Kevin
Corrigan is one of those actors who’ve worked consistently over the past two
decades – usually in scuzzy antagonist parts: you’ll recognise the downturned,
generally unshaven face from True Romance,
Living in Oblivion and The Departed – without ever quite
landing a breakthrough role. (You’d have had to stay up past midnight to have
seen his one flirtation with the mainstream, playing sleazy Uncle Eddie on the
sly sitcom Grounded for Life, when
that show went out on ITV at the start of the Noughties.) The low-budget black
comedy Some Guy Who Kills People,
which shuffles off to DVD a mere ten days after its cinema release, is probably
as close as Corrigan is ever going to get to a star vehicle, and in his own
shrugging, self-effacing way, he makes something quietly diverting of the
occasion.
He’s
playing Ken, a sometime mental patient now eking out a low-ranking existence as
a counterman at an ice cream parlour in a nondescript town where bullying and
casual cruelties are an accepted daily occurrence. Ken takes most of these
low-blows and jibes on the chin, instead trying to connect with a potential
love interest (Lucy Davis, a long way from The
Office) and reconnect with Amy (Ariel Gade), the young daughter left behind
when he was institutionalised. It’s a clear bid for reintegration, made at
almost exactly the wrong moment, for an eye-catching number of corpses – those
of Ken’s former high-school tormentors, offed in gruesome fashion – are just
beginning to pile up in the town morgue.
Given
that director Jack Perez’s previous credit was the attention-seeking Mega Shark vs.

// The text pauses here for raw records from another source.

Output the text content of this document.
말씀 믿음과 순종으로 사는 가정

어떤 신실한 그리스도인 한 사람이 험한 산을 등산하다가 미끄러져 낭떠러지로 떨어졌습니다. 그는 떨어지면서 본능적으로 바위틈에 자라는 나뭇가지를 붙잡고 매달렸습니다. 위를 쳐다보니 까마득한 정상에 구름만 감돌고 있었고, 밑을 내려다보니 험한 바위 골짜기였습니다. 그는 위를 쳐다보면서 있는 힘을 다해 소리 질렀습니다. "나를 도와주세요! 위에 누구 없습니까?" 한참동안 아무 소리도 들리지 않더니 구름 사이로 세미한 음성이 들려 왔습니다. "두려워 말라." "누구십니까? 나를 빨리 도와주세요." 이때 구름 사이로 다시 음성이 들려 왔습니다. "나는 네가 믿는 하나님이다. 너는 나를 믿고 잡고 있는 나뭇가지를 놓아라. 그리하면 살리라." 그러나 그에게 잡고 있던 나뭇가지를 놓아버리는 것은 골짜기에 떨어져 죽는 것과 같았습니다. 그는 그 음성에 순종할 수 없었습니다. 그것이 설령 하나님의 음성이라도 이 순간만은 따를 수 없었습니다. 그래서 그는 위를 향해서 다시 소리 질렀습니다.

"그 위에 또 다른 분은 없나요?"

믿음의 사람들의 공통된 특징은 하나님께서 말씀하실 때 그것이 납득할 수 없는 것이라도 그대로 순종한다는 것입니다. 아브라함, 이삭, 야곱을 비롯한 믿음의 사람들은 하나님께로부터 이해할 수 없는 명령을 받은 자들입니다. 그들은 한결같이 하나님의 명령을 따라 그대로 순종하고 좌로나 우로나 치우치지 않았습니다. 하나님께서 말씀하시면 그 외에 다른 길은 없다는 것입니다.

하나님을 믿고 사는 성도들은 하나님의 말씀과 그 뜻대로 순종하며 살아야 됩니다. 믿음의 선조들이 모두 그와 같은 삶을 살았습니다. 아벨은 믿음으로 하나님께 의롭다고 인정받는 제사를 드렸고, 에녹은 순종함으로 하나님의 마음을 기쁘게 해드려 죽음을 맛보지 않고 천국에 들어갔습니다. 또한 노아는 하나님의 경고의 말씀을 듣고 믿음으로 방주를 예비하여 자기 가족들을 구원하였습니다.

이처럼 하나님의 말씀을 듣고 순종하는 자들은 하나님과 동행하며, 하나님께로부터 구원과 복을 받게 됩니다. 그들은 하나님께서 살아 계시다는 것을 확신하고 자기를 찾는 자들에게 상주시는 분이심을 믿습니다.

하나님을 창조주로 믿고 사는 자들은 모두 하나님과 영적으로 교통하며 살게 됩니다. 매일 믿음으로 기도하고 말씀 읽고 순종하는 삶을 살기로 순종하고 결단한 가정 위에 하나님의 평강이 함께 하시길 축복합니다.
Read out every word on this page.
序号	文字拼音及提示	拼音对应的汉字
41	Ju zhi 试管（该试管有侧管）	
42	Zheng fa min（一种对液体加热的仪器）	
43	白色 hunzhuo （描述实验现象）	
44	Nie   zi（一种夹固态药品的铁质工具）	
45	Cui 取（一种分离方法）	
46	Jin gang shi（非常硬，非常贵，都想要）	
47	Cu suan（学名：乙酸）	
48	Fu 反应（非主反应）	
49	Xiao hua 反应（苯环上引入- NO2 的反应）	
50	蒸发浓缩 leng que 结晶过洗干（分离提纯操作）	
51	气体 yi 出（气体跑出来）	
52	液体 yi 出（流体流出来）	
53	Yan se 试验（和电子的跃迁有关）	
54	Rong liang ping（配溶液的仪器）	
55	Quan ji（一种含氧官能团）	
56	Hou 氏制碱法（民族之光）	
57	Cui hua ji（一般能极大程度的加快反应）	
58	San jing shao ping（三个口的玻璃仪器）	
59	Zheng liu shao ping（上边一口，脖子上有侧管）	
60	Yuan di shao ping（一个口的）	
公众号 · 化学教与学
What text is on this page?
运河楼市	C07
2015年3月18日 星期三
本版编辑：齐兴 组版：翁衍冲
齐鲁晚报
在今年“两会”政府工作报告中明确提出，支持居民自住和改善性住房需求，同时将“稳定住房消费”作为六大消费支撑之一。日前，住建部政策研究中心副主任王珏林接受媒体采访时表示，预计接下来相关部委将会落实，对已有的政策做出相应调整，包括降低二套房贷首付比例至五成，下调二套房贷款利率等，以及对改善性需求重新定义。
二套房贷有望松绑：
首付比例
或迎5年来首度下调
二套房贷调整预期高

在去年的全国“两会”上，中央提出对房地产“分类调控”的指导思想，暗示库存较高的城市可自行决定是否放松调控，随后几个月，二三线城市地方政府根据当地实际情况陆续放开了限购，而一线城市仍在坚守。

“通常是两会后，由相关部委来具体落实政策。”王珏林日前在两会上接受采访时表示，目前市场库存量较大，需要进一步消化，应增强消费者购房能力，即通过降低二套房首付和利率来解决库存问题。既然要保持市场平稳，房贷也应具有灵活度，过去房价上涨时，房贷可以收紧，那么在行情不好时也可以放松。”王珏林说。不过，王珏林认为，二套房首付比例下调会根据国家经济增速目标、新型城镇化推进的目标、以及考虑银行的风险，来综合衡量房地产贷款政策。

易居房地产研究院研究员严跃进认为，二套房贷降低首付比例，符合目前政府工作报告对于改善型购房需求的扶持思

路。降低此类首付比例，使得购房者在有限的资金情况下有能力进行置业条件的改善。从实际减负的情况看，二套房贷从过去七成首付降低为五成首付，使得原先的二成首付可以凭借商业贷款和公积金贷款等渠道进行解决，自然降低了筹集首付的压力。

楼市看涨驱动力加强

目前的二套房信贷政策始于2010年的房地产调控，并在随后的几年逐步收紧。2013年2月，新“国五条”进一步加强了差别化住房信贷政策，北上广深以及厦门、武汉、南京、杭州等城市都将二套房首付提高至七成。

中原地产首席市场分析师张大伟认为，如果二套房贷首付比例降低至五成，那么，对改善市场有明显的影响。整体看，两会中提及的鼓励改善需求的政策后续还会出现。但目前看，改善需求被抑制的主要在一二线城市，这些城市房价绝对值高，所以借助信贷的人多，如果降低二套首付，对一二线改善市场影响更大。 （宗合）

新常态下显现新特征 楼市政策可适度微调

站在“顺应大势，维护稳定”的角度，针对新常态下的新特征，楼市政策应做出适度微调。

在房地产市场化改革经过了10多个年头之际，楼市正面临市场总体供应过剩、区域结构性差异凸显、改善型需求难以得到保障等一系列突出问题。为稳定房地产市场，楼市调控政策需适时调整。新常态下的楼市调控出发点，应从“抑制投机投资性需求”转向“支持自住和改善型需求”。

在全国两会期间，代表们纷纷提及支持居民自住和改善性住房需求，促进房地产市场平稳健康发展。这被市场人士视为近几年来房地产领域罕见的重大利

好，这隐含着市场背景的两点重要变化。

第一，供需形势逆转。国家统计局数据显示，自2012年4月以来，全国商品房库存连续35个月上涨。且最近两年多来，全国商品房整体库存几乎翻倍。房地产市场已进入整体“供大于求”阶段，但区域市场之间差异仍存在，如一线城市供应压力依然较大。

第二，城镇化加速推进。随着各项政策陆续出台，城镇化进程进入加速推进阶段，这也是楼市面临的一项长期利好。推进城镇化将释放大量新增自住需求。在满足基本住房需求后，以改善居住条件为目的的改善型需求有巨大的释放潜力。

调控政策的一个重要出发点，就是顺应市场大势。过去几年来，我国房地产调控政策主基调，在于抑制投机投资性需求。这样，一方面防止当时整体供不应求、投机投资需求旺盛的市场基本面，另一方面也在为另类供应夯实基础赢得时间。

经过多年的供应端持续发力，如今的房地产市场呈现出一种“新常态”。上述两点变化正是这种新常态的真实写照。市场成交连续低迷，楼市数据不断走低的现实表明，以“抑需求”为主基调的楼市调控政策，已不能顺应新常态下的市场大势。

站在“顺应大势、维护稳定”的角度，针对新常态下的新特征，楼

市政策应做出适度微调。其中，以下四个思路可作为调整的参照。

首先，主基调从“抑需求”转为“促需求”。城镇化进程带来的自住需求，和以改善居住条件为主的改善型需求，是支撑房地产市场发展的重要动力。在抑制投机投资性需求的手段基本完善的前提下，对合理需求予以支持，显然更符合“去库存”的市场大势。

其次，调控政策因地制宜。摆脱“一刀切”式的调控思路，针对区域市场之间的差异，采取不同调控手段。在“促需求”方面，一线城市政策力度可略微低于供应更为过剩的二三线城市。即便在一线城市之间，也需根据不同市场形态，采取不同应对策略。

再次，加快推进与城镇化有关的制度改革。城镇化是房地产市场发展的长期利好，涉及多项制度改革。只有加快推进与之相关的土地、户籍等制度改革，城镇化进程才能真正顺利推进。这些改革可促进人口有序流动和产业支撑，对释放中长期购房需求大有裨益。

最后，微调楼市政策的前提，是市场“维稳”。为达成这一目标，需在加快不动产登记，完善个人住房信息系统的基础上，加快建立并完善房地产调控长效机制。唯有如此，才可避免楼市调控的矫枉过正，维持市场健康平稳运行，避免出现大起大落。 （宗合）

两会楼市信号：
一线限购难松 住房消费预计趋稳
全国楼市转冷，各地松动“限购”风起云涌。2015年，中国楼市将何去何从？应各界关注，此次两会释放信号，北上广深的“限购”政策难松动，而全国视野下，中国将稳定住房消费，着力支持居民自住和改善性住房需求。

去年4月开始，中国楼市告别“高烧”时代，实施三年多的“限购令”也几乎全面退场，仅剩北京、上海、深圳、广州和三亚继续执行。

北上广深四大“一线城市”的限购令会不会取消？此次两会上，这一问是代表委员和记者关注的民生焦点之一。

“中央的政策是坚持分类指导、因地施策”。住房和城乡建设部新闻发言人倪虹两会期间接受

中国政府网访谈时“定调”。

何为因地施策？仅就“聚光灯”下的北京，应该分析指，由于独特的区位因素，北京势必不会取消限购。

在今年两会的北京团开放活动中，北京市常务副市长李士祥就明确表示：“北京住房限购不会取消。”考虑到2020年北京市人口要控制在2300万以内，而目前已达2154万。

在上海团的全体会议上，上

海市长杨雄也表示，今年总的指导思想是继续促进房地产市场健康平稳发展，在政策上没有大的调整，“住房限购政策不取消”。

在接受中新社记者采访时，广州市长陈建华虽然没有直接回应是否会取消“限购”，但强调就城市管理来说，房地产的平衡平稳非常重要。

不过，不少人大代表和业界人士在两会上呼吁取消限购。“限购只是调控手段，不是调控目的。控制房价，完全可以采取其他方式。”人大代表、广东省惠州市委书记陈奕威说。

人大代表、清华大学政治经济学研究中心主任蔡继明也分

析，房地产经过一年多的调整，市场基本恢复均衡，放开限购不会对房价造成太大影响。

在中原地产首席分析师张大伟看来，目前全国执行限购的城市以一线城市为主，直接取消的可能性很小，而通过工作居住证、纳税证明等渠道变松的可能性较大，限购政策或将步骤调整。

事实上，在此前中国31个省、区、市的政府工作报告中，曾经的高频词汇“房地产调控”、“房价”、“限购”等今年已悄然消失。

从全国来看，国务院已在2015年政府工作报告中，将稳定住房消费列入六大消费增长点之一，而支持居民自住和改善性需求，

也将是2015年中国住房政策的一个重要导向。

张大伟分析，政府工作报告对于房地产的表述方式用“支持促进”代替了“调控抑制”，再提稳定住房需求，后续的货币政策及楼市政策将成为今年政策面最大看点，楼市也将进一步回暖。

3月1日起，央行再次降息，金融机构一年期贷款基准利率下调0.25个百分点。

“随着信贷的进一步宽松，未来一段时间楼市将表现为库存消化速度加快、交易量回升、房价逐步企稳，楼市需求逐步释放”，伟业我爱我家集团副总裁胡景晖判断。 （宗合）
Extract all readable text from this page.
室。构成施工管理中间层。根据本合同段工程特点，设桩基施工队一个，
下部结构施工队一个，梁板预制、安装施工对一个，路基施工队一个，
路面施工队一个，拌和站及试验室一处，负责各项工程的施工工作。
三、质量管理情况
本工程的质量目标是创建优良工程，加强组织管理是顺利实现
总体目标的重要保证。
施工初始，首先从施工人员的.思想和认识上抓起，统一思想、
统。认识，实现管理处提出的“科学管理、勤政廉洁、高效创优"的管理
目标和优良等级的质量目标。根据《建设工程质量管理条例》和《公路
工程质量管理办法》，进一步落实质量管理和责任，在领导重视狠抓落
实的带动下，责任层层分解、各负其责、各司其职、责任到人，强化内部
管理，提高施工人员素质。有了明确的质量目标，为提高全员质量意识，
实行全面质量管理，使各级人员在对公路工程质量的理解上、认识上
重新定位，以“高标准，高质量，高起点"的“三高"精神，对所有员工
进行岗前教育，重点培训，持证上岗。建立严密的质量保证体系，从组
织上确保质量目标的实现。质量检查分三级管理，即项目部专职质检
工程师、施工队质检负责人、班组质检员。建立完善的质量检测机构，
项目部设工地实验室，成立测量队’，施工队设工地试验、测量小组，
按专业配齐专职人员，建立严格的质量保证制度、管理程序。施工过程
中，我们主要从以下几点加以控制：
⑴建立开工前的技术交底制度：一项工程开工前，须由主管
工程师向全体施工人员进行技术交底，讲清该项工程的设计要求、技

Giant Octopus, the new
film proves an oddly tranquilised proposition; it shambles listlessly through
its kill scenes, and barely bothers to set up a secondary suspect, making the
final reveal something of a half-hearted afterthought. The chief concern of
Ryan A. Levin’s script lies elsewhere, in more surprising and involving
territory: watching a man with an extremely chequered past attempting to live
the “normal” life expected of him. For stretches here, practically the sole
movement on screen is the twitching of Corrigan’s face as Ken tries to pull
himself together and corral his damaged psyche, in his new guise of
inexperienced family guy.
The
film isn’t funny or bloody enough to earn the cult status it clearly aspires to
– one recurring trait of Perez’s early filmography: movies that can’t live up
to their titles – but it retains a dogged, low-key charm, while allowing this
director to attempt something more character-driven than brawling creature
features. The always-welcome Karen Black and Barry Bostwick give good value
dishevelment as Ken’s mom and the sheriff who’s after her (and, for different
reasons, her son), and Corrigan works out a nicely tentative, even surprisingly
touching chemistry with the bright, sparky Gade. If Some Guy Who Kills People helps viewers and casting directors put a
name to its leading man’s face, it’ll all have been worthwhile.
Some Guy Who Kills People opens in selected cinemas from today, ahead of its DVD release on October 15.